Die Europäische Zentralbank vermittelt den digitalen Euro als harmlose Ergänzung zum Bargeld, doch die praktischen Folgen dieser Technologie bedrohen grundlegende Bürgerrechte. Online-Transaktionen erfordern Identifikation, Datenverfolgung und technische Abhängigkeit – ein Widerspruch zur traditionellen Privatsphäre der Menschen. Gerald Hauser, freiheitlicher EU-Abgeordneter, betont: „Bargeld funktioniert ohne Konto, ohne Gerät oder Datenspur. Der digitale Euro verliert diese Eigenschaft – und damit die Freiheit.“

Der bevorstehende Gesetzgebungsprozess im Europäischen Parlament (ECON) am 23. Juni 2026 könnte die Verbreitung des digitalen Euros beschleunigen, ohne klare Schutzmechanismen für Bargeld zu schaffen. Hauser kritisiert das Konzept der EZB: „Die Europäische Zentralbank verkauft das System als ‚digitales Bargeld‘ – doch es ist eine Infrastruktur, die Nutzer identifiziert und ihre Zahlungen registriert.“ Er zitiert auch Warnhinweise der Datenschutzbehörden: Alle Online-Zahlungen würden erfasst, unabhängig vom Betrag. Dies sei kein Datenschutz, sondern ein Systemproblem.

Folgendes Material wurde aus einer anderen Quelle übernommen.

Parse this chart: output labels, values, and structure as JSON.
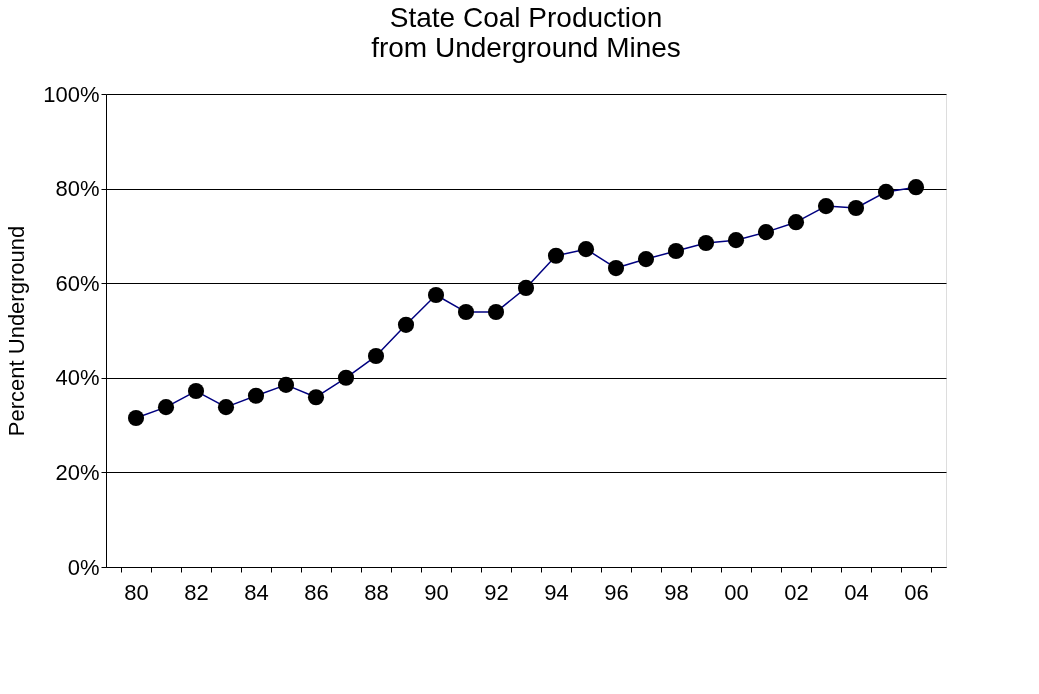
{
  "chart_data": {
    "type": "line",
    "title": [
      "State Coal Production",
      "from Underground Mines"
    ],
    "ylabel": "Percent Underground",
    "categories": [
      "80",
      null,
      "82",
      null,
      "84",
      null,
      "86",
      null,
      "88",
      null,
      "90",
      null,
      "92",
      null,
      "94",
      null,
      "96",
      null,
      "98",
      null,
      "00",
      null,
      "02",
      null,
      "04",
      null,
      "06"
    ],
    "series": [
      {
        "color": "#000080",
        "values": [
          31.5,
          33.8,
          37.2,
          33.8,
          36.2,
          38.5,
          35.9,
          40,
          44.6,
          51.2,
          57.5,
          53.9,
          53.9,
          59,
          65.8,
          67.2,
          63.2,
          65.1,
          66.8,
          68.5,
          69.1,
          70.8,
          72.9,
          76.3,
          75.9,
          79.3,
          80.3
        ]
      }
    ],
    "ylim": [
      0,
      100
    ],
    "yticks": [
      {
        "value": 0,
        "label": "0%"
      },
      {
        "value": 20,
        "label": "20%"
      },
      {
        "value": 40,
        "label": "40%"
      },
      {
        "value": 60,
        "label": "60%"
      },
      {
        "value": 80,
        "label": "80%"
      },
      {
        "value": 100,
        "label": "100%"
      }
    ],
    "grid": "y",
    "marker": "circle",
    "line_style": "solid"
  }
}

Zwei zentrale Fragen stehen in Hausers Anfrage an die EZB im Vordergrund:
1. Welche konkreten personbezogenen Daten werden bei Transaktionen gespeichert?
2. Wie wird der digitale Euro technisch gestaltet, um Bargeld nicht durch systematische Überwachung zu verdrängen?

Hauser fordert eine gesetzliche Verpflichtung für Bargeld: Schutz vor digitaler Spur, flächendeckender Zugang und Recht auf Anonymität. „Ohne diese Maßnahmen wird die Privatsphäre nicht mehr garantiert – wir verlieren das Recht auf freiheitliche Zahlungen“, betont er. Die Entwicklung des digitalen Euros riskiert somit nicht nur die Datenintegrität, sondern auch die grundlegende Unabhängigkeit der Bürger von staatlichen Überwachungssystemen.